Why It Rocks
- The graphics are impressive for the platform with pre-rendered 3D graphics and some 3D effects.
- The controls are spot on and Woody controls well.
- As mentioned above, the levels range from different genres. Some levels are platforming, 2 are top down racing, some are chase sequences, one of them is a front view racing (DayToyNa) in the style of Outrun but smoother, and one of them is a 3D 1st person raycast maze.
- Most of the characters from the movie are in the game.
- The levels are in order of the events of the movie and is pretty faithful to said movie.
- The game features stills from the movie in the cutscenes which go over 100 on screen colors which the Sega Genesis can only go up to 64.
- There are other impressive effects that push the Sega Genesis and the Super Nintendo Entertainment System to their limits.
- The shelves, bed, vending machines, arcade machines and restaurant chairs have a 3D depth to them.
- As mentioned above, there is a first-person 3D level with wall, floor, and celling textures and this game doesn't have any special enhancement chips nor does it require an add on like the 32X.

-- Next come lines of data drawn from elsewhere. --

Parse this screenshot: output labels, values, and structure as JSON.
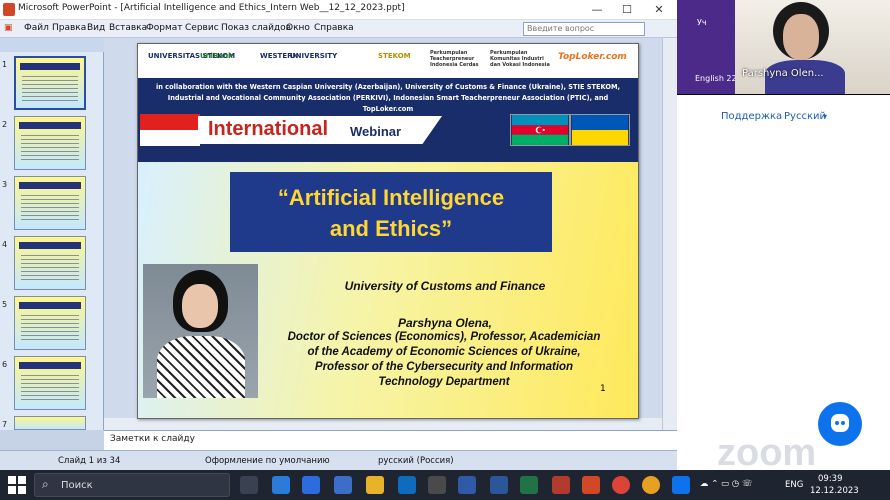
{
  "ppt": {
    "title": "Microsoft PowerPoint - [Artificial Intelligence and Ethics_Intern Web__12_12_2023.ppt]",
    "window_buttons": [
      "—",
      "☐",
      "✕"
    ],
    "menu": [
      "Файл",
      "Правка",
      "Вид",
      "Вставка",
      "Формат",
      "Сервис",
      "Показ слайдов",
      "Окно",
      "Справка"
    ],
    "question_placeholder": "Введите вопрос",
    "slide_numbers": [
      "1",
      "2",
      "3",
      "4",
      "5",
      "6",
      "7"
    ],
    "notes_placeholder": "Заметки к слайду",
    "status": {
      "slide": "Слайд 1 из 34",
      "design": "Оформление по умолчанию",
      "lang": "русский (Россия)"
    }
  },
  "slide": {
    "logos": [
      "UNIVERSITAS STEKOM",
      "UniRank",
      "WESTERN",
      "UNIVERSITY",
      "STEKOM",
      "Perkumpulan Teacherpreneur Indonesia Cerdas",
      "Perkumpulan Komunitas Industri dan Vokasi Indonesia",
      "TopLoker.com"
    ],
    "collab": "in collaboration with the Western Caspian University (Azerbaijan), University of Customs & Finance (Ukraine), STIE STEKOM, Industrial and Vocational Community Association (PERKIVI), Indonesian Smart Teacherpreneur Association (PTIC), and TopLoker.com",
    "intl_a": "International",
    "intl_b": "Webinar",
    "title_line1": "“Artificial Intelligence",
    "title_line2": "and Ethics”",
    "university": "University of Customs and Finance",
    "name": "Parshyna Olena,",
    "desc1": "Doctor of Sciences (Economics), Professor, Academician",
    "desc2": "of the Academy of Economic Sciences of Ukraine,",
    "desc3": "Professor of the Cybersecurity and Information",
    "desc4": "Technology Department",
    "number": "1"
  },
  "zoom": {
    "participant_name": "Parshyna Olen...",
    "small_tile_label": "Уч",
    "english_label": "English 22",
    "support": "Поддержка",
    "language": "Русский",
    "logo": "zoom"
  },
  "taskbar": {
    "search": "Поиск",
    "lang": "ENG",
    "time": "09:39",
    "date": "12.12.2023"
  },
  "colors": {
    "slide_navy": "#1a2d6b",
    "title_gold": "#ffd633",
    "intl_red": "#c8231c",
    "zoom_blue": "#0e72ed"
  }
}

- There is a racing level that uses a 3D textured road and objects like Outrun but it runs smoother.
- The game is challenging in a good way.
- If you get enough stars, you can enter a bonus level where you shoot stars to win extra hit points and you can even get continues.
- The soundtrack is catchy, especially on the Genesis.

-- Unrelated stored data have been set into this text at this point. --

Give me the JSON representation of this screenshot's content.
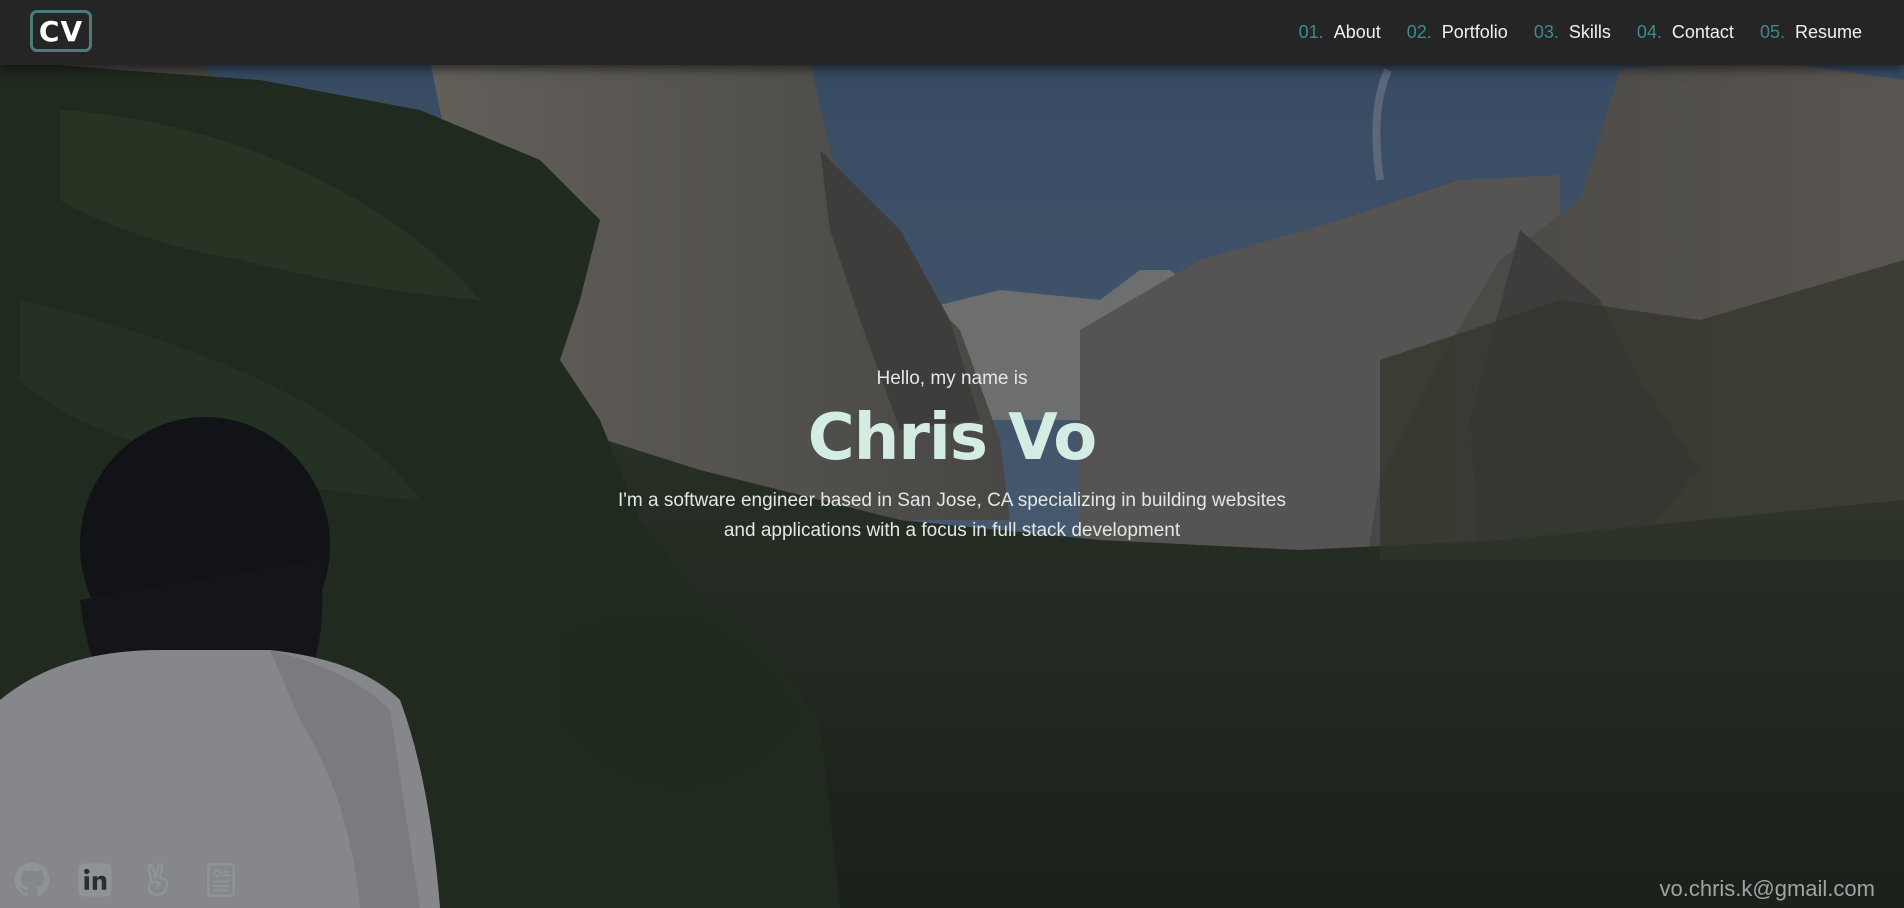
{
  "logo": {
    "text": "CV"
  },
  "nav": {
    "items": [
      {
        "num": "01.",
        "label": "About"
      },
      {
        "num": "02.",
        "label": "Portfolio"
      },
      {
        "num": "03.",
        "label": "Skills"
      },
      {
        "num": "04.",
        "label": "Contact"
      },
      {
        "num": "05.",
        "label": "Resume"
      }
    ]
  },
  "hero": {
    "greeting": "Hello, my name is",
    "name": "Chris Vo",
    "tagline_line1": "I'm a software engineer based in San Jose, CA specializing in building websites",
    "tagline_line2": "and applications with a focus in full stack development"
  },
  "socials": {
    "icons": [
      "github-icon",
      "linkedin-icon",
      "angellist-icon",
      "resume-icon"
    ]
  },
  "contact": {
    "email": "vo.chris.k@gmail.com"
  },
  "colors": {
    "navbar_bg": "#252525",
    "accent": "#3f8a8a",
    "logo_border": "#4b7c7a",
    "name": "#d3ede4"
  }
}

- Speaking of which, the game's rendition of “Strange Things are Happening” and “You've Got a Friend in Me” have the most impressive uses of Soundtracks in gaming history as they sound a lot like the Amiga (due to using an Amiga mod player).

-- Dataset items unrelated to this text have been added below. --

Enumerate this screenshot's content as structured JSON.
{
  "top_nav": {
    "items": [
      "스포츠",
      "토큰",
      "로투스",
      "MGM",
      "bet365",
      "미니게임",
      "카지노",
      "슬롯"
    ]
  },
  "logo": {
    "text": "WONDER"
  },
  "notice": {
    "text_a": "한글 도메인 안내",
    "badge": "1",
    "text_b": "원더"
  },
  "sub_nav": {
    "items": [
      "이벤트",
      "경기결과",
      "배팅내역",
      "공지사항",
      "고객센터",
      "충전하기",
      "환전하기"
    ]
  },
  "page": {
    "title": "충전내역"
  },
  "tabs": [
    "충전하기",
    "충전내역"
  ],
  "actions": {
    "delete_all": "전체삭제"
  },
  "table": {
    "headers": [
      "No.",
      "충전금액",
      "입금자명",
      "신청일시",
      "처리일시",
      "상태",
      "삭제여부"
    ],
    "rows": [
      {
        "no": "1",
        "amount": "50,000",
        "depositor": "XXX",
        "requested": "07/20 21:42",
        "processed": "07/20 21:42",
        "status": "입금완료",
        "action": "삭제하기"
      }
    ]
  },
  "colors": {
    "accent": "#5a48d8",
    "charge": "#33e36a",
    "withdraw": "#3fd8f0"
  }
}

- The SNES version, while still great, lacks some stuff that the Sega Genesis version has due to limitation issues, such as:
- The DayToyNa level is missing.
- There is no rendition of “You've Got a Friend in Me” in the cutscenes nor the level select screen, but fortunately, there is a good reason for that.
- The cutscenes either only have one or no images as this is likely due to the SNES resolution being more square and the Genesis is more widescreen.
- The RC levels can be tricky as RC is not the best controlling thing in the game.
- The US version of the game doesn't have a password system nor any save system of any type but this was added to the European version
- The Game Boy version isn't that great and is lacking stuff.
- Speaking of the Game Boy port, it also suffers from framerate issues.
- The PC version of the game is extremely difficult to beat as Woody's speed is highly increased, though this could be a programming error.
The game received mostly positive reviews on the Genesis and SNES as the PC version had mixed reviews. The game was praised for its visuals, gameplay and the PC version was praised for its soundtrack but criticized for everything else. GamePro said that "Despite the stunning graphics, Toy Story's uninspiring gameplay makes for merely fleeting fun" while Game Informer said that the game was "a humorous and fun adventure that will certainly entertain everyone in the whole family." and Roger Burchill of Super Play said that while the Genesis version "marked a new high point" in graphics and gameplay, the Super NES version "can't help but be compared to Donkey Kong Country 2 and that's a comparison where it will lose every time."
Mark of Classic Game Room called the game one of the most ambitious titles on the Genesis and that it appeals to both kids and adults just like the movie. He also praised the fact that the game has creative objectives to recreate scenes from the movie to capture the spirit of the movie.
- The Sega Genesis has an Amiga MOD player which is used on the title screen and credits. There's a tool that lets you replace the menu music with any Amiga MOD file up to a certain file size.
- The developers were playing Clockwork Knight while developing Toy Story.